Vishal Misra Develops Revolutionary Search Tool for Data-Hungry ESPN Cricket Fans
Misra’s “Ask Here First” offers easy data access for all users and can be applied to any data-rich field, from sports and e-commerce to investment banking
ESPNcricinfo has been the most popular single sports website in the world for decades and now millions of avid cricket fans have an exciting new tool--“AskCricinfo,” an easy and fast way to access the vast amount of ESPNcricinfo data. “AskCricinfo” helps cricket fans quickly find answers to all kinds of questions, from “when was the last time three left-arm pacers played for a team in an IPL game?" to “what is the record of Babar Azam against wrist spinners in the middle overs in the PSL?” to “Virat Kohli vs Jasprit Bumrah and Kagiso Rabada.” The recently launched search engine answers queries on scoring data and the beta version is now up on the web for cricket fans to geek out over.
Columbia Engineering's Vishal Misra developed the technology for the search engine together with the stats and product teams at ESPNcricinfo. Cricket is a statistics-rich sport and while ESPNcricinfo has a huge database known as Statsguru, it is accessed only rarely, mostly by true nerds comfortable with its somewhat daunting interface.
The original Cricinfo website was co-founded in the 1990s by Misra, a longtime cricket fan who is a professor of computer science and electrical engineering. He is also friends with veteran cricket journalist Sambit Bal, who happens to be the editor in chief of ESPNcricinfo.
Our new technology will democratize access to all kinds of data, not just cricket statistics--everyone can extract deep insights from structured databases just by ‘asking’ it in English, through text or voice.
Vishal Misra
Professor of Computer Science and Electrical Engineering
“Sambit and I were chatting last year about why the Statsguru database is so difficult to use and if there was anything we could do to improve it,” said Misra, who is also a member of Columbia’s Data Science Institute.
Weeks after the conversation, a new deep-learning language model GPT-3 was released and Misra saw on Twitter how the model was able to translate a natural language question (i.e. questions in English) into a structured query language (SQL) that machines can understand.
“I thought I could apply the capabilities of newer transformer-based language models like GPT-3 to this ESPNCricinfo database project,” Misra explained, “but after I started playing with GPT-3, I realized it could solve only 5% of the problem on its own. After struggling with GPT-3 for a few days I had a ‘eureka moment’ when I developed an architecture where I could leverage language models like GPT-3 to do part of the task, and use other language modeling and parsing techniques to push that 5% closer to 100%.”
Misra recognized that the architecture required an intimate knowledge of both language models as well as parsing and compilers so he expanded his technical team and spun out a company called “Ask Here First” and got to work. He turned to two of his former PhD students Abhinav Kamra and Hanhua Feng who graduated back in 2007 and have extensive experience building commercial products for help. Said Misra, “Abhinav, Hanhua, and I form the core technical team of the company. We speak the same mathematical language, complement each other’s skills, and make rapid progress on ideas with intellectually stimulating brainstorming sessions.”

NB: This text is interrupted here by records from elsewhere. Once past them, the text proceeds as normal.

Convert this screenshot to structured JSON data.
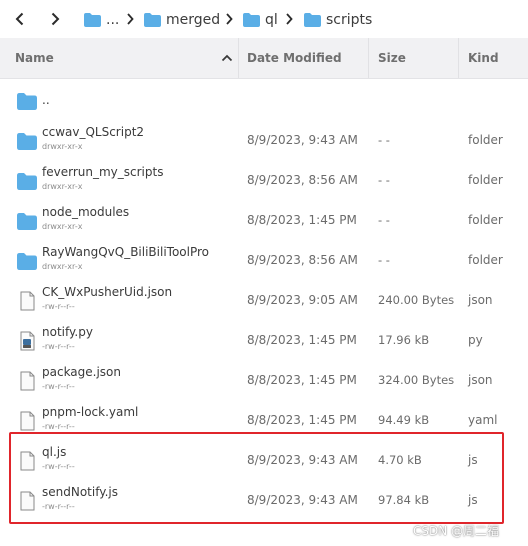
{
  "breadcrumb": {
    "items": [
      {
        "label": "...",
        "icon": "folder-icon"
      },
      {
        "label": "merged",
        "icon": "folder-icon"
      },
      {
        "label": "ql",
        "icon": "folder-icon"
      },
      {
        "label": "scripts",
        "icon": "folder-icon"
      }
    ]
  },
  "columns": {
    "name": "Name",
    "date": "Date Modified",
    "size": "Size",
    "kind": "Kind"
  },
  "files": [
    {
      "name": "..",
      "perm": "",
      "date": "",
      "size": "",
      "kind": "",
      "icon": "folder-icon"
    },
    {
      "name": "ccwav_QLScript2",
      "perm": "drwxr-xr-x",
      "date": "8/9/2023, 9:43 AM",
      "size": "- -",
      "kind": "folder",
      "icon": "folder-icon"
    },
    {
      "name": "feverrun_my_scripts",
      "perm": "drwxr-xr-x",
      "date": "8/9/2023, 8:56 AM",
      "size": "- -",
      "kind": "folder",
      "icon": "folder-icon"
    },
    {
      "name": "node_modules",
      "perm": "drwxr-xr-x",
      "date": "8/8/2023, 1:45 PM",
      "size": "- -",
      "kind": "folder",
      "icon": "folder-icon"
    },
    {
      "name": "RayWangQvQ_BiliBiliToolPro",
      "perm": "drwxr-xr-x",
      "date": "8/9/2023, 8:56 AM",
      "size": "- -",
      "kind": "folder",
      "icon": "folder-icon"
    },
    {
      "name": "CK_WxPusherUid.json",
      "perm": "-rw-r--r--",
      "date": "8/9/2023, 9:05 AM",
      "size": "240.00 Bytes",
      "kind": "json",
      "icon": "file-icon"
    },
    {
      "name": "notify.py",
      "perm": "-rw-r--r--",
      "date": "8/8/2023, 1:45 PM",
      "size": "17.96 kB",
      "kind": "py",
      "icon": "python-file-icon"
    },
    {
      "name": "package.json",
      "perm": "-rw-r--r--",
      "date": "8/8/2023, 1:45 PM",
      "size": "324.00 Bytes",
      "kind": "json",
      "icon": "file-icon"
    },
    {
      "name": "pnpm-lock.yaml",
      "perm": "-rw-r--r--",
      "date": "8/8/2023, 1:45 PM",
      "size": "94.49 kB",
      "kind": "yaml",
      "icon": "file-icon"
    },
    {
      "name": "ql.js",
      "perm": "-rw-r--r--",
      "date": "8/9/2023, 9:43 AM",
      "size": "4.70 kB",
      "kind": "js",
      "icon": "file-icon"
    },
    {
      "name": "sendNotify.js",
      "perm": "-rw-r--r--",
      "date": "8/9/2023, 9:43 AM",
      "size": "97.84 kB",
      "kind": "js",
      "icon": "file-icon"
    }
  ],
  "watermark": "CSDN @周二福",
  "colors": {
    "folder": "#5aaee6",
    "header_bg": "#f1f1f3",
    "highlight": "#e0252b"
  }
}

Extracting information from databases is often unwieldy and deals with cumbersome web form interfaces--many databases require an analyst who can use specialized programming languages such as SQL, Java, C++, or Python to access the answer. With his architecture, Misra saw that he could turn the problem around, and take human input--questions or search queries--and convert the queries into a structured language like SQL that machines understand. His “Ask Here First” technology can “translate” the question into a programming language, find the answer, and quickly send it back to the user.

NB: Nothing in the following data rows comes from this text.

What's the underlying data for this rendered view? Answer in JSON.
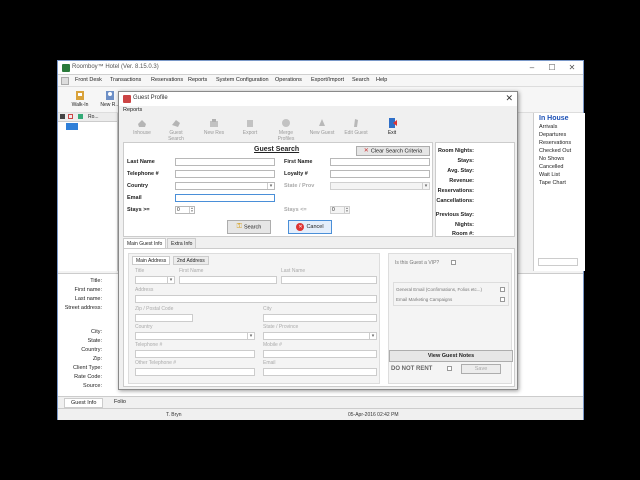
{
  "main_window": {
    "title": "Roomboy™ Hotel (Ver. 8.15.0.3)",
    "controls": [
      "–",
      "☐",
      "✕"
    ],
    "menu": [
      "Front Desk",
      "Transactions",
      "Reservations",
      "Reports",
      "System Configuration",
      "Operations",
      "Export/Import",
      "Search",
      "Help"
    ],
    "toolbar": [
      {
        "label": "Walk-In",
        "icon": "walk-in-icon"
      },
      {
        "label": "New R...",
        "icon": "new-reservation-icon"
      }
    ],
    "grid_header": [
      "Ro..."
    ],
    "in_house": {
      "title": "In House",
      "items": [
        "Arrivals",
        "Departures",
        "Reservations",
        "Checked Out",
        "No Shows",
        "Cancelled",
        "Wait List",
        "Tape Chart"
      ]
    },
    "details": {
      "labels": [
        "Title:",
        "First name:",
        "Last name:",
        "Street address:",
        "City:",
        "State:",
        "Country:",
        "Zip:",
        "Client Type:",
        "Rate Code:",
        "Source:"
      ]
    },
    "bottom_tabs": [
      "Guest Info",
      "Folio"
    ],
    "status": {
      "user": "T. Bryn",
      "datetime": "05-Apr-2016 02:42 PM"
    }
  },
  "dialog": {
    "title": "Guest Profile",
    "close": "✕",
    "menu": "Reports",
    "toolbar": [
      {
        "label": "Inhouse",
        "icon": "inhouse-icon",
        "enabled": false
      },
      {
        "label": "Guest Search",
        "icon": "guest-search-icon",
        "enabled": false
      },
      {
        "label": "New Res",
        "icon": "new-res-icon",
        "enabled": false
      },
      {
        "label": "Export",
        "icon": "export-icon",
        "enabled": false
      },
      {
        "label": "Merge Profiles",
        "icon": "merge-profiles-icon",
        "enabled": false
      },
      {
        "label": "New Guest",
        "icon": "new-guest-icon",
        "enabled": false
      },
      {
        "label": "Edit Guest",
        "icon": "edit-guest-icon",
        "enabled": false
      },
      {
        "label": "Exit",
        "icon": "exit-icon",
        "enabled": true
      }
    ],
    "search": {
      "title": "Guest Search",
      "clear_label": "Clear Search Criteria",
      "last_name": "Last Name",
      "first_name": "First Name",
      "telephone": "Telephone #",
      "loyalty": "Loyalty #",
      "country": "Country",
      "state": "State / Prov",
      "email": "Email",
      "stays_gte": "Stays >=",
      "stays_lte": "Stays <=",
      "stays_gte_value": "0",
      "stays_lte_value": "0",
      "search_label": "Search",
      "cancel_label": "Cancel"
    },
    "stats": [
      "Room Nights:",
      "Stays:",
      "Avg. Stay:",
      "Revenue:",
      "Reservations:",
      "Cancellations:",
      "Previous Stay:",
      "Nights:",
      "Room #:"
    ],
    "tabs": [
      "Main Guest Info",
      "Extra Info"
    ],
    "address": {
      "subtabs": [
        "Main Address",
        "2nd Address"
      ],
      "title": "Title",
      "first_name": "First Name",
      "last_name": "Last Name",
      "address": "Address",
      "zip": "Zip / Postal Code",
      "city": "City",
      "country": "Country",
      "state": "State / Province",
      "telephone": "Telephone #",
      "mobile": "Mobile #",
      "other_telephone": "Other Telephone #",
      "email": "Email"
    },
    "vip": {
      "question": "Is this Guest a VIP?",
      "general_email": "General Email (Confirmations, Folios etc...)",
      "marketing": "Email Marketing Campaigns",
      "view_notes": "View Guest Notes",
      "do_not_rent": "DO NOT RENT",
      "save": "Save"
    }
  }
}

The model’s first application in industry is with ESPNcricinfo’s AskCricinfo search engine which can now answer search queries about cricket scoring data and more in a matter of seconds.
Misra has developed a very broad natural language interface that works not just for AskCricinfo, but also for any kind of backend (e.g. SQL, NoSQL, REST, or any other application programming interface (API) which a backend database understands), whether it be sports, e-commerce, or finance. And anyone can get started in less than 10 minutes with just a few training examples. Misra applied for a patent in September 2020 and, along with releasing the query engine on ESPNCricinfo, is currently in talks and test deployments with several major Fortune-20 companies.
“There is always talk about data, how much there is, how it can be harnessed, what can and cannot be done with it,” said Misra. “Our new technology will democratize access to all kinds of data, not just cricket statistics—everyone can extract deep insights from structured databases just by ‘asking’ it in English, through text or voice. ‘Ask Here First’ will enable everyone around the world—from casual fans of a game to C-level executives—to use data to its full potential.”